In FAF imaging, female carriers of choroideremia show a characteristic speckled pattern of low- and high-density; this finding is not seen in any other inherited retinal disease ([[19]]). Female carriers of XLRP also show changes in FAF patterns. In 2014, Wegscheider et al. described a radial pattern that has not been described in other inheritance patterns of RP ([[22]]). The difference in FAF patterns between these diseases makes FAF imaging a powerful clinical tool for achieving an accurate clinical diagnosis between X-linked chorioretinal diseases. Although genetic testing is becoming more accessible as a tool for a definitive diagnosis, FAF imaging has a particular value for directing it.

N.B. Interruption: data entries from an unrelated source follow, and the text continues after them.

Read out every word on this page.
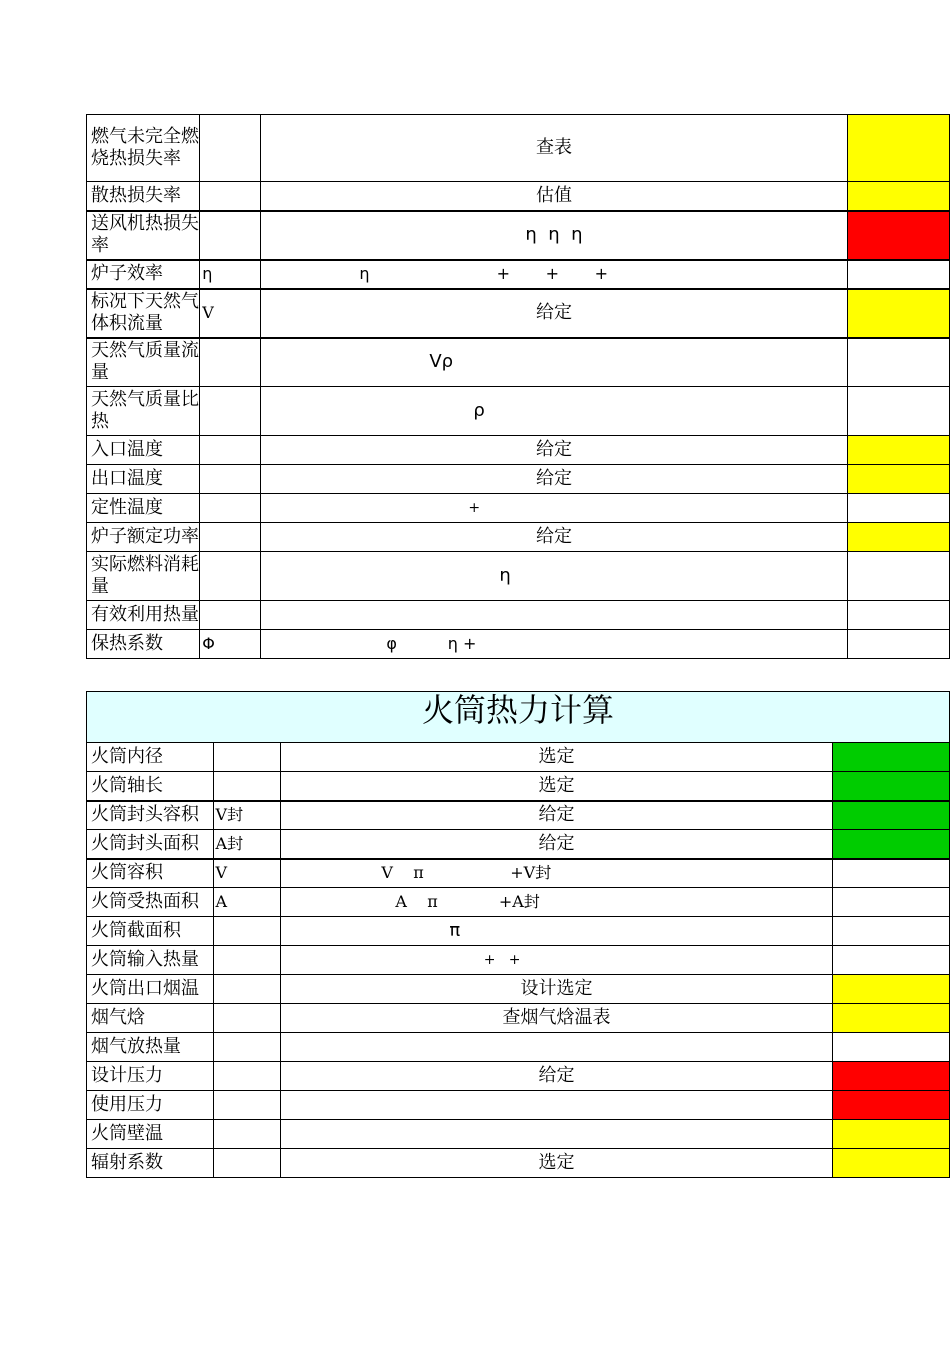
燃气未完全燃烧热损失率		查表	
散热损失率		估值	
送风机热损失率		η  η  η	
炉子效率	η	η                         +       +       +	
标况下天然气体积流量	V	给定	
天然气质量流量		Vρ	
天然气质量比热		ρ	
入口温度		给定	
出口温度		给定	
定性温度		+	
炉子额定功率		给定	
实际燃料消耗量		η	
有效利用热量			
保热系数	Φ	φ          η +	
火筒热力计算			
火筒内径		选定	
火筒轴长		选定	
火筒封头容积	V封	给定	
火筒封头面积	A封	给定	
火筒容积	V	V    π                 +V封	
火筒受热面积	A	A    π            +A封	
火筒截面积		π	
火筒输入热量		+   +	
火筒出口烟温		设计选定	
烟气焓		查烟气焓温表	
烟气放热量			
设计压力		给定	
使用压力			
火筒壁温			
辐射系数		选定	
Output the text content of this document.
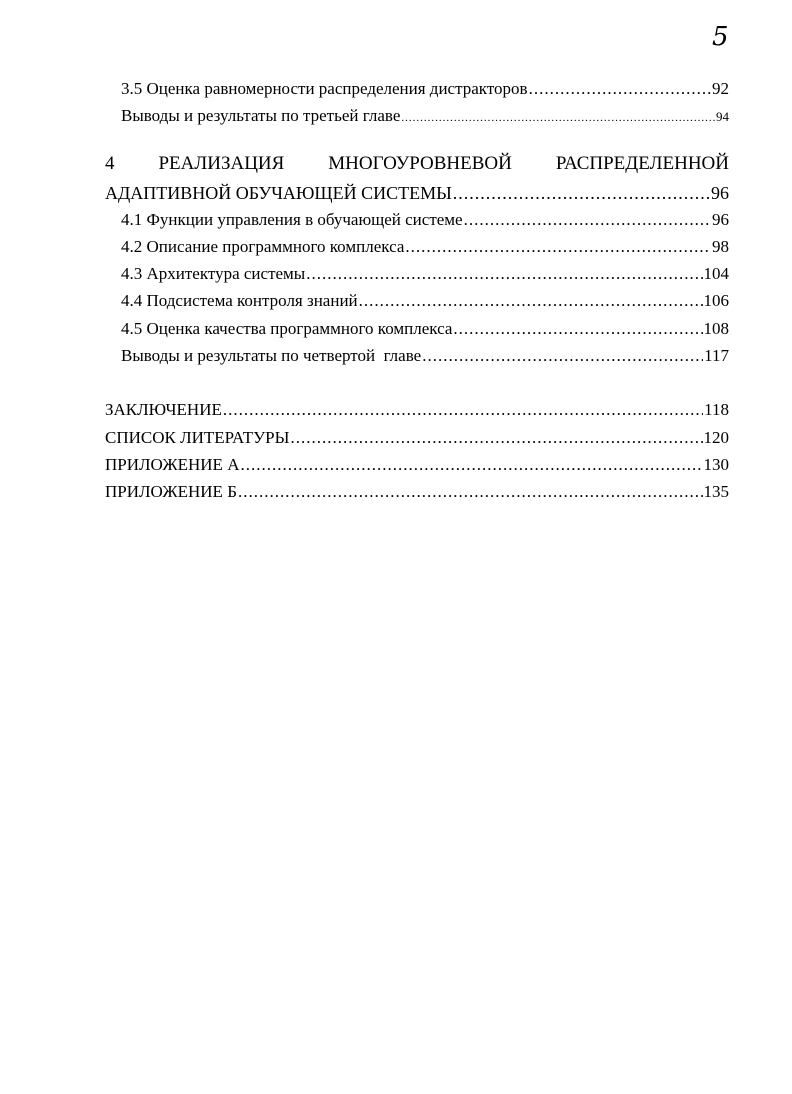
5
3.5 Оценка равномерности распределения дистракторов .....	92
Выводы и результаты по третьей главе .....	94
4 РЕАЛИЗАЦИЯ МНОГОУРОВНЕВОЙ РАСПРЕДЕЛЕННОЙ
АДАПТИВНОЙ ОБУЧАЮЩЕЙ СИСТЕМЫ .....	96
4.1 Функции управления в обучающей системе .....	96
4.2 Описание программного комплекса .....	98
4.3 Архитектура системы .....	104
4.4 Подсистема контроля знаний .....	106
4.5 Оценка качества программного комплекса .....	108
Выводы и результаты по четвертой  главе .....	117
ЗАКЛЮЧЕНИЕ .....	118
СПИСОК ЛИТЕРАТУРЫ .....	120
ПРИЛОЖЕНИЕ А .....	130
ПРИЛОЖЕНИЕ Б .....	135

Genetic testing is important for patients with choroideremia because they are often misdiagnosed as having RP. The CHM gene is the only gene known to be associated with choroideremia; it encodes the geranylgeranyl transferase Rab escort protein-1 (REP-1). REP-1 deficiency affects intracellular vesicular trafficking, resulting in cellular dysfunction and premature cell death ([17]). According to The Human Gene Mutations Database (http://www.hgmd.cf.ac.uk/ac/index.php), more than 300 mutations in the CHM gene have been reported to be associated with choroideremia. Of these, the most frequent are point mutations (missense or nonsense mutations) that directly introduce premature stop codons. Furthermore, in this mutations database it has been reported that there are 40 mutations that affect the splicing site. In this study, we detected a novel mutation in a splice site in exon 4 of the CHM gene, causing deletion in the first 8 nucleotides of that exon.

In conclusion, to differentiate female carriers of XLRP from choroideremia, FAF imaging can detect a specific pattern that can aid in directing the clinical diagnosis. A molecular test will provide the patient and their relatives with adequate genetic counseling, including detection of female carriers. Moreover, the early and precise diagnosis of choroideremia is vitally important for enrolling patients in gene therapies that are currently being developed.

The authors report no conflicts of interest. The authors alone are responsible for the content and writing of this article.